Many of the questions from both lists boiled down to trivia. For instance, if I ask you about how you install software on Red Hat and you've only ever used Ubuntu, you might not know. You might know "rpm" since it's fairly common knowledge even for non-Red Hat users, but would you have known about "up2date" back around 2005? How about "yum" now?
The questions basically ensured we would select for people who had encountered those exact situations and had managed to correctly remember the details. Those same questions could have been used in a more intelligent manner by using them to vet assertions on a resume. That is, if a candidate claims Red Hat knowledge, then okay, hit them with a few basic questions in that arena. If they claim to be a long-time user and don't know a handful of rpm commands, something is very wrong.
The problem is when you use that kind of question because you only want someone who has prior Red Hat knowledge and don't care whether they can learn it or not. If you use that as a hard pass-fail filter, you might exclude someone who could answer that question successfully given a day or two to poke around on such a box.
It's unfortunate that I didn't know about this situation back then.
Still, not all of my questions were narrow trivia. Many of them involved situations that anyone claiming to be a Unix sysadmin should have encountered multiple times no matter which OS they were running. For instance, for the most part, if you're talking about time sync, you're probably going to use ntpd or ntpdate. Any other answer is either seriously scary (call the talking clock and run "date"! Woo!) or seriously awesome. The burden is on the interviewer to know which is which.
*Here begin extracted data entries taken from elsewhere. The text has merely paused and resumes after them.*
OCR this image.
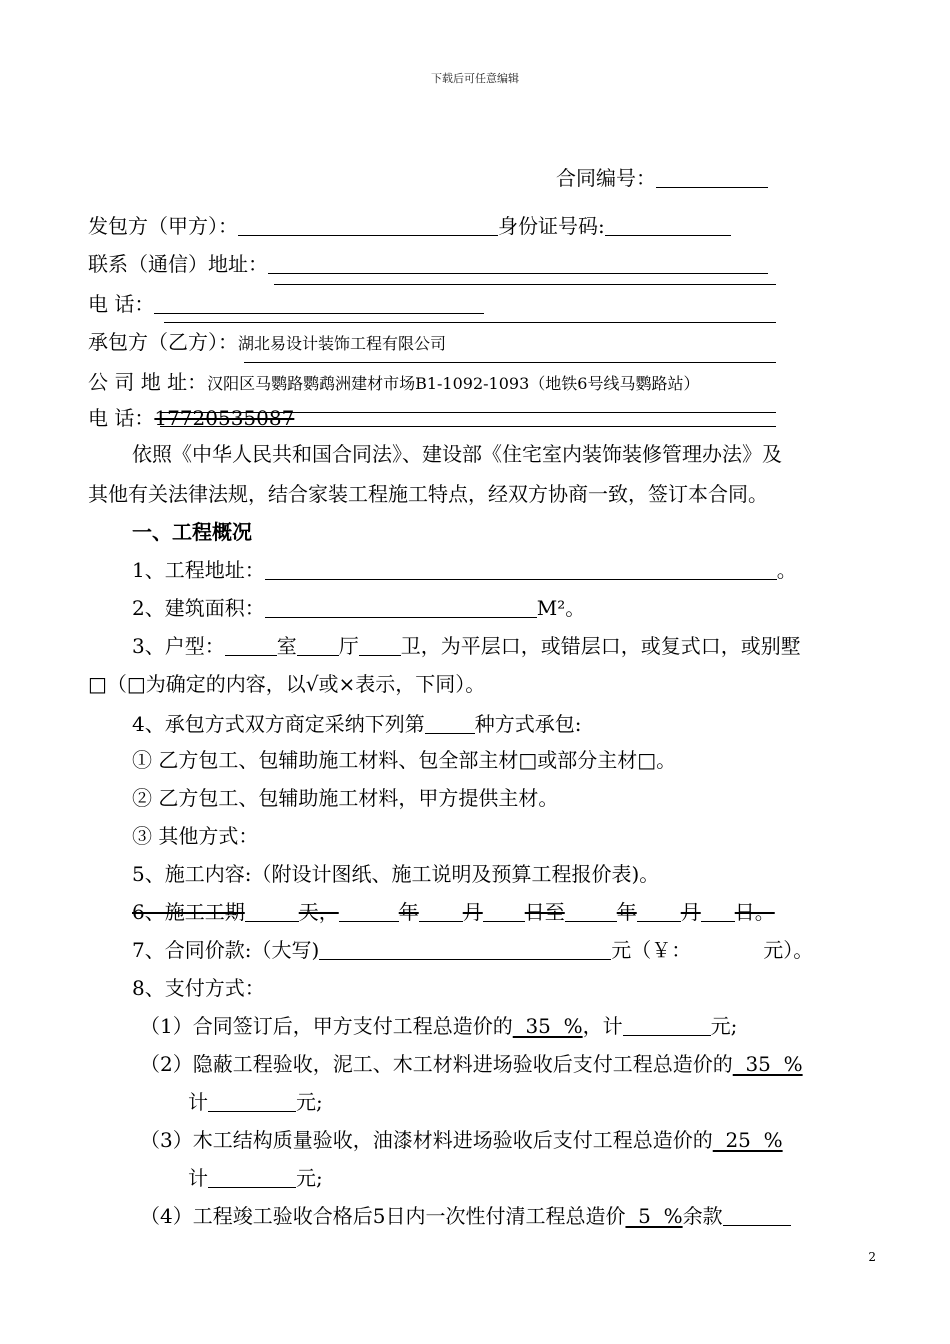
下载后可任意编辑
合同编号：
发包方（甲方）：	身份证号码:
联系（通信）地址：
电 话：
承包方（乙方）：湖北易设计装饰工程有限公司
公 司 地 址：汉阳区马鹦路鹦鹉洲建材市场B1-1092-1093（地铁6号线马鹦路站）
电 话：17720535087
依照《中华人民共和国合同法》、建设部《住宅室内装饰装修管理办法》及
其他有关法律法规，结合家装工程施工特点，经双方协商一致，签订本合同。
一、工程概况
1、工程地址：	。
2、建筑面积：	M²。
3、户型：	室 厅 卫，为平层口，或错层口，或复式口，或别墅
□（□为确定的内容，以√或×表示，下同）。
4、承包方式双方商定采纳下列第	种方式承包:
① 乙方包工、包辅助施工材料、包全部主材□或部分主材□。
② 乙方包工、包辅助施工材料，甲方提供主材。
③ 其他方式：
5、施工内容:（附设计图纸、施工说明及预算工程报价表)。
6、施工工期	天，	年 月 日至	年 月 日。
7、合同价款:（大写)	元（￥：	元）。
8、支付方式：
（1）合同签订后，甲方支付工程总造价的  35  %，计	元;
（2）隐蔽工程验收，泥工、木工材料进场验收后支付工程总造价的  35  %
计	元;
（3）木工结构质量验收，油漆材料进场验收后支付工程总造价的  25  %
计	元;
（4）工程竣工验收合格后5日内一次性付清工程总造价  5  %余款
2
Honestly, a lot of these questions would be fine if they were just used as conversation starters. I've interviewed people from a list where they were presented as exactly that, and it tended to work far better. You would start out shallow and then deep-dive into areas where you could keep up with whatever answers they gave you. If done properly, it can yield a sense of both depth and breadth of a candidate's knowledge, at least where it intersects with your questions.
I guess I should have known something was up when they asked me for that list of questions and then also came back and asked me for a list of answers. Could it be that they were intending to have unqualified people ask questions they themselves could not answer? How could that possibly be a good idea? If the candidate figures this out, or if they don't and just get lucky, they will manage to snow the interviewer and sneak through.
Depending on how many layers your hiring process has, that might be enough to let a bozo in. Once that happens, look out. If they manage to start interviewing people, they'll approve more bozos, and then it's game over.
Speaking of hiring bozos, let me describe what happens when one slips through. Not long after he showed up, a inkjet printer appeared on his desk. I thought this was unusual and wondered why he had it until the day I finally found out what it was for. He was printing the entire Plesk manual. This was some hundred-page PDF with screen shots and other stuff for one of our virtual hosting platforms.
I didn't even know that Plesk had that sort of manual. Its interface is so easy to figure out that nobody I know had ever asked for one. We just poked around and found everything we needed most of the time. Once in a while there might have been something odd which warranted a question of a coworker or (gasp) a web search, but nobody ever killed trees for the sake of handling a ticket.
This guy did kill some trees... and very little else. I guess the only good part about that story is they eventually showed him the door. Of course, when they hired him, they passed on someone else who was probably 20 times better in every possible way, but who didn't fit their idea of a tech. So now they had wasted time on this bozo, lost the actual good candidate, and still had an opening which needed to be filled.
Incidentally, none of this is enough to kill a company. It may quickly remove one from the realm of "exceptional places which do exceptional work", but it's a LONG way from that to being out of business.